Karkku is a former municipality in the Pirkanmaa region of Finland. It was consolidated in 1973 with Vammala, which in turn was consolidated with Äetsä and Mouhijärvi to create the town of Sastamala in 2009. Karkku is located by the lake Rautavesi, about 13 kilometres north of the Sastamala town center.

The village of Karkku is listed as a Cultural environment of national significance by the Finnish National Board of Antiquities.

== History ==
The village of Karkku was the center of the Medieval Sastamala socken (not to be confused with the modern town of Sastamala), which was one of the 10 original sockens of the historical province of Satakunta.

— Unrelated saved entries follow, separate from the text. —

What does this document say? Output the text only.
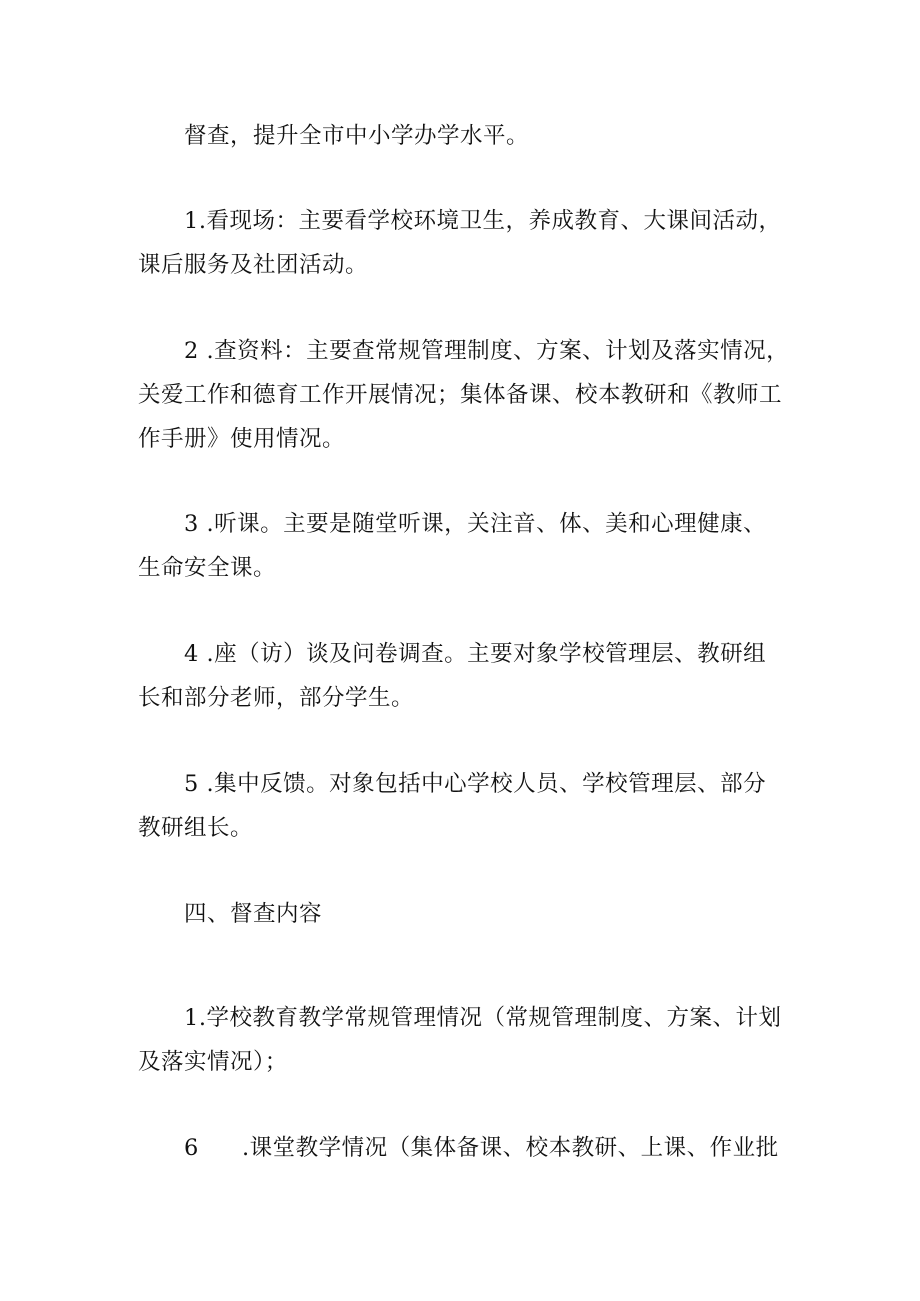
督查，提升全市中小学办学水平。

1.看现场：主要看学校环境卫生，养成教育、大课间活动，
课后服务及社团活动。

2 .查资料：主要查常规管理制度、方案、计划及落实情况，
关爱工作和德育工作开展情况；集体备课、校本教研和《教师工
作手册》使用情况。

3 .听课。主要是随堂听课，关注音、体、美和心理健康、
生命安全课。

4 .座（访）谈及问卷调查。主要对象学校管理层、教研组
长和部分老师，部分学生。

5 .集中反馈。对象包括中心学校人员、学校管理层、部分
教研组长。

四、督查内容

1.学校教育教学常规管理情况（常规管理制度、方案、计划
及落实情况）；

6 .课堂教学情况（集体备课、校本教研、上课、作业批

During the 15th and 16th century, Sastamala was split into several smaller parishes.

The parish of Karkku was established in 1328. In Karkku is located three churches; the Medieval Saint Mary's Church from the late 15th century, the Karkku Church built in 1913 and the modernist Salokunta Church, completed in 1960 by the design of the architect Timo Penttilä.

The Karkku railway station was opened in 1895 as the Tampere–Pori railway was completed. The village is also known of the 1918 Finnish Civil War Battle of Karkku which was related to the Battle of Tampere.

Karkku is the birthplace of the politician Hannes Ryömä.